Prior to Step 1 Registration:
  1. Brain metastases outside a 5-mm margin around either hippocampus must be visible on contrast-enhanced MRI performed ≤21 days prior to Step 1 registration. An allowed exception, regarding ability to image brain metastases, would be that patients who had undergone radiosurgery or surgical resection and are planning adjuvant WBRT do not have to have visible disease but do need a pre-surgery MRI or CT scan demonstrating brain metastases. However, the brain metastases could not have been within 5 mm of either hippocampus.
  2. Patients must have a gadolinium contrast-enhanced three-dimensional spoiled gradient (SPGR), magnetization-prepared rapid gradient echo (MP-RAGE), or turbo field echo (TFE) axial MRI scan with standard axial and coronal gadolinium contrast-enhanced T1-weighted sequence and axial T2/FLAIR sequence acquisitions. To yield acceptable image quality, the gadolinium contrast-enhanced three-dimensional SPGR, MP-RAGE, or TFE axial MRI scan should use the smallest possible axial slice thickness not exceeding 1.5 mm. The associated coronal and sagittal contrast-enhanced T1 sequences can be up to 2.5 mm in slice thickness. This MRI must be obtained ≤21 days prior to step 1 registration. The vendor specific MRI protocols are available for download from the Alzheimer's Disease Neuroimaging Initiative (ADNI), http://www.adni-info.org/scientists/MRIProtocols.aspx.

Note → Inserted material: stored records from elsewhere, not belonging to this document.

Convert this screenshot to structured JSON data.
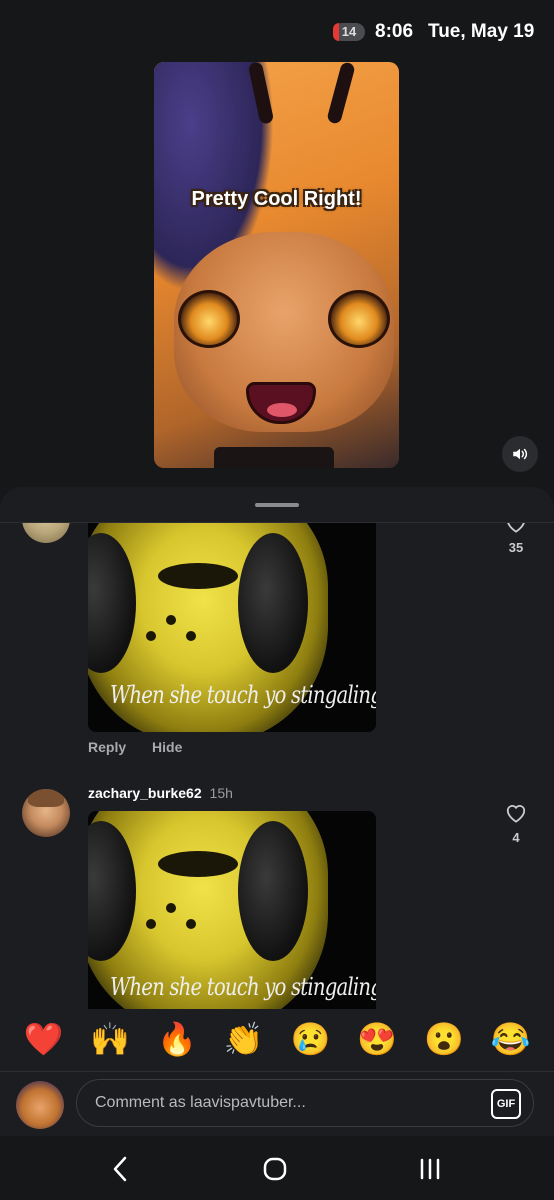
{
  "status_bar": {
    "notification_count": "14",
    "time": "8:06",
    "date": "Tue, May 19"
  },
  "video": {
    "caption": "Pretty Cool Right!"
  },
  "comments": [
    {
      "gif_caption": "When she touch yo stingaling",
      "likes": "35",
      "reply_label": "Reply",
      "hide_label": "Hide"
    },
    {
      "username": "zachary_burke62",
      "time": "15h",
      "gif_caption": "When she touch yo stingaling",
      "likes": "4"
    }
  ],
  "emoji_bar": [
    "❤️",
    "🙌",
    "🔥",
    "👏",
    "😢",
    "😍",
    "😮",
    "😂"
  ],
  "composer": {
    "placeholder": "Comment as laavispavtuber...",
    "gif_label": "GIF"
  }
}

  3. Patients must provide study-specific informed consent prior to registration.
Prior to Step 2 Registration:
  1. The following baseline neurocognitive assessments must be completed prior to Step 2 registration: HVLT-R, TMT, and COWA. The neurocognitive assessment will be uploaded into a folder in the NRG RAVE System for evaluation by Dr. Wefel. Once the upload is complete, a notification will be sent to the RA to proceed to Step 2. NOTE: Completed baseline neurocognitive assessments can be uploaded at the time of Step 1 registration.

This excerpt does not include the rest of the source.